Preparations are underway for next week's G20 summit, in Los Cabos, Mexico. At the top of the agenda - no surprise here - the eurozone debt crisis. China says it hopes the G20 summit next week in Mexcio will lift Europe's confidence in restoring economic stability. But some remain skeptical that leaders of the world's top economies will unveil any new solutions.
G20 members gathering in Mexico will address the global economy and issues including trade, financial reform and jobs. But top of the agenda will be the Eurozone and its debt crisis that's become an international headache. On Wednesday Mexican President Felipe Calderon said he hoped leaders will unveil a plan of action for Europe.
Felipe Calderon, Mexican President, said, "A source of concern is the Eurozone crisis and that despite recent efforts it hasn't been solved yet; and that's an ongoing source of preoccupation for the global financial system as a whole."
The Obama administration has also voiced concern over the Eurozone's patchy response to its money problems, which has weighed down U.S. financial markets, and stunted growth in emerging economies. EU officials say they're listening..
Jose Manuel Barroso, President of EU Commission, said, "We won't be complacent about our difficulties, we'll be open about it"
But Commission President Barroso warned against blaming the EU for economic problems elsewhere in the world.
"We can't expect others to point the finger at the EU as a source of global problems." Jose Manuel Barroso said.
The G20 will also discuss commitments to boost the International Monetary Fund's firewall from 430 billion, to 1 trillion dollars. But the U.S. and Canada oppose making any new contributions to the fund, demanding that Europe deal with its debt on its own. A view shared by Director of the think tank CEPS, Daniel Gros, who believes outside help could in fact hurt Europe's recovery.
Daniel Gros, Director of Center for European Policy Studies, said, "There is a strong push to have other countries outside the Eurozone to contribute to the Euro-area rescue operations, but I would argue that that's actually going to be counterproductive...the more Chinese, Mexican or other money flows into the Eurozone, the stronger the Euro will become and the more difficult it will become for Italy or for Spain to export their way out of their current problems."

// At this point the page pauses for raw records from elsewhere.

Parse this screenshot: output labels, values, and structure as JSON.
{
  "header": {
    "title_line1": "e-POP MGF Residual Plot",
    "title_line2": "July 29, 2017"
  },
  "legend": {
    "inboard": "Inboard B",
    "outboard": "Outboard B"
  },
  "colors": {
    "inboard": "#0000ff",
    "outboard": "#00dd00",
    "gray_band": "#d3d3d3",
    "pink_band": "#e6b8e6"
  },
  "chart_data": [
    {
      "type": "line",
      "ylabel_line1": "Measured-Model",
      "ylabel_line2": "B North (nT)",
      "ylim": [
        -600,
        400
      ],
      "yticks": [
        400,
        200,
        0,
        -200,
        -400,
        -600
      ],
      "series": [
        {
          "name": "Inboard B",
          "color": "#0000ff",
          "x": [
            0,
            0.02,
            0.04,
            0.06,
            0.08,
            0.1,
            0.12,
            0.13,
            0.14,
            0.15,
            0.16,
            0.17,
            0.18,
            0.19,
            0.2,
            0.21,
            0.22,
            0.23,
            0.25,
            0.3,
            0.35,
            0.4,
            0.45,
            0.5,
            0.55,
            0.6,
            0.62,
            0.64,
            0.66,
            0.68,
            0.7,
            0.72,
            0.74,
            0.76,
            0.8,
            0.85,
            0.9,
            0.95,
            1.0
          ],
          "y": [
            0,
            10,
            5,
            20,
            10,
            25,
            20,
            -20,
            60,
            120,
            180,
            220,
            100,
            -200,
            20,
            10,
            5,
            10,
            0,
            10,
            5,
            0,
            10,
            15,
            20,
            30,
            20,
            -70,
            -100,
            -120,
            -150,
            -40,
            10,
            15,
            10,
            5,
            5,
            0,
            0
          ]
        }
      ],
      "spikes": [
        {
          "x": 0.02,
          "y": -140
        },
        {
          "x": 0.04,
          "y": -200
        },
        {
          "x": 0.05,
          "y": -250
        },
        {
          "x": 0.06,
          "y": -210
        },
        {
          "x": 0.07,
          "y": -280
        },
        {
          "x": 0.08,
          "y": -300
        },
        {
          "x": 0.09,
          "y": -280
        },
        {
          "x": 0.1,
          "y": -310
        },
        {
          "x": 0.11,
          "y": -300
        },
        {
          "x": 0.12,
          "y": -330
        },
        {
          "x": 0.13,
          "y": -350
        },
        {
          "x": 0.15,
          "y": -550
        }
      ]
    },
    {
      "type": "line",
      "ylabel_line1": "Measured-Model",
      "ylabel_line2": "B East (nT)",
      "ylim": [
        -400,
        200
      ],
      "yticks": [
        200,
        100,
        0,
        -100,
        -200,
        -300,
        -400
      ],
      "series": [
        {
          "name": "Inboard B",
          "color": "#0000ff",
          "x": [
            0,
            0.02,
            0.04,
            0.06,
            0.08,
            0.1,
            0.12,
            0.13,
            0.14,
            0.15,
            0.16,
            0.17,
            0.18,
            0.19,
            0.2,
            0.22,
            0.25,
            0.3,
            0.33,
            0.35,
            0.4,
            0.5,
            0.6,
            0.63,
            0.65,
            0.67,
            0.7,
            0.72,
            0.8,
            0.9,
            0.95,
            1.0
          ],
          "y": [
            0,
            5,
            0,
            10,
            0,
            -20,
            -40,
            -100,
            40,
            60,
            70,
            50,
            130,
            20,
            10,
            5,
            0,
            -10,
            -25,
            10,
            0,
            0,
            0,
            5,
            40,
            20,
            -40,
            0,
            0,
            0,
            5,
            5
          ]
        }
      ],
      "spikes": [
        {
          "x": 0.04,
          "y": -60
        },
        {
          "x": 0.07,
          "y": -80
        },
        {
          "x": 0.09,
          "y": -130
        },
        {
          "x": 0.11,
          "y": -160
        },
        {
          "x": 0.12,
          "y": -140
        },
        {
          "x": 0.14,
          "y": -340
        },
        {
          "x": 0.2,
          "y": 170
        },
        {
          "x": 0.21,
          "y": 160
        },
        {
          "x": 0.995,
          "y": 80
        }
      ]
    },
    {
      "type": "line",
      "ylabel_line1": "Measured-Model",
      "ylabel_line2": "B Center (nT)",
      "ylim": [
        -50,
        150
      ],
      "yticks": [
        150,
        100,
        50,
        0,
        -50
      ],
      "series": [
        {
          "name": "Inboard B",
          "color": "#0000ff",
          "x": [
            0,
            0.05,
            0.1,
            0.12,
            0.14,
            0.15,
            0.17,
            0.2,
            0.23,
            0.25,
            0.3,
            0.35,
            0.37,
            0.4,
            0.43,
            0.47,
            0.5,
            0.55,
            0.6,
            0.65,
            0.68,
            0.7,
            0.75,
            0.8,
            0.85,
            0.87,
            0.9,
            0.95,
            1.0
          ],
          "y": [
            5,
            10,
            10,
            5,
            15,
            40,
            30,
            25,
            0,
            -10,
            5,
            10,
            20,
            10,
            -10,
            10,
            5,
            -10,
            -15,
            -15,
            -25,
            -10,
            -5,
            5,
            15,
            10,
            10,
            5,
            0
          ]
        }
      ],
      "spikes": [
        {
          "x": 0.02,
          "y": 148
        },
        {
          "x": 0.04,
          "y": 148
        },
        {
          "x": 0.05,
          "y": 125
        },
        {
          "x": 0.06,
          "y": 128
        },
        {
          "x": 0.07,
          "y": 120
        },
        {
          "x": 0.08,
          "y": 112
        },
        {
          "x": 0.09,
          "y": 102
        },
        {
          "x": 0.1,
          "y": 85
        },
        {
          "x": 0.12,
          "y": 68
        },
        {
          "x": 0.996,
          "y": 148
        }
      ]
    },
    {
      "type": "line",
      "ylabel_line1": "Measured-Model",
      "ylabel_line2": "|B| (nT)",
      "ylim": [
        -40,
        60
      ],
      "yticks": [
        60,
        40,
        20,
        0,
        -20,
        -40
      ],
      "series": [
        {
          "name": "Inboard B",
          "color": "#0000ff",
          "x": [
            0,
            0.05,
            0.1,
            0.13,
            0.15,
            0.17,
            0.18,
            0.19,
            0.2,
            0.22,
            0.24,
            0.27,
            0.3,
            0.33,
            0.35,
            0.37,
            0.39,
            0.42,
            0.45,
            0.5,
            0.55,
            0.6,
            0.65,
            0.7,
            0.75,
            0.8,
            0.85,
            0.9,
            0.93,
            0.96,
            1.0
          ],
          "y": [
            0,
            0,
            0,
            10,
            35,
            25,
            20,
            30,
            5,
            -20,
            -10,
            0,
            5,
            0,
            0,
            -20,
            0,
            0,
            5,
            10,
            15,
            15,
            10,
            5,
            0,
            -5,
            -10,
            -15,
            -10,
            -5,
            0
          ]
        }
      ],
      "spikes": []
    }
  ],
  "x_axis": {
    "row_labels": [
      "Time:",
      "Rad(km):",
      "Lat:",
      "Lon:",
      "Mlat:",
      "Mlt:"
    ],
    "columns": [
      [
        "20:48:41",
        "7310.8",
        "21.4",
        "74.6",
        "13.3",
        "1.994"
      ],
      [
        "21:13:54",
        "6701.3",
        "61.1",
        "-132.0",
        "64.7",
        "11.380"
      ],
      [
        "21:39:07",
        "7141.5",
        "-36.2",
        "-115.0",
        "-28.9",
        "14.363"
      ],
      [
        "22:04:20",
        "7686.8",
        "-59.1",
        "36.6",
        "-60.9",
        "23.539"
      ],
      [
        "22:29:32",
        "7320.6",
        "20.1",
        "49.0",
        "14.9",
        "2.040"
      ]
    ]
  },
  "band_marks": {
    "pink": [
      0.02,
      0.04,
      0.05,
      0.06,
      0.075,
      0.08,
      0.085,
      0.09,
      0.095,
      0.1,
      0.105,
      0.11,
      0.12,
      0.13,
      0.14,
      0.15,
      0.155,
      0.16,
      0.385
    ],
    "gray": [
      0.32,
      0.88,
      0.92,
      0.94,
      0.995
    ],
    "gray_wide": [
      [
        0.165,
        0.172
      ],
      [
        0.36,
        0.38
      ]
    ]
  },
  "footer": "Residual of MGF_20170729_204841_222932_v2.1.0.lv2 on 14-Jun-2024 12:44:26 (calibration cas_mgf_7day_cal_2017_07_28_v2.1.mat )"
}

Some though remain skeptical that talks in Mexico will offer any new solutions, especially ahead of an upcoming summit in Brussels, and key political elections in Europe.
EU officials will also repeat their wish for Greece to remain in the Euro, but the G20 gathers on the eve of Greek elections - where a win by anti-austerity parties could threaten Greece's membership. It's why EU leaders will also go armed with a message of confidence - come what may.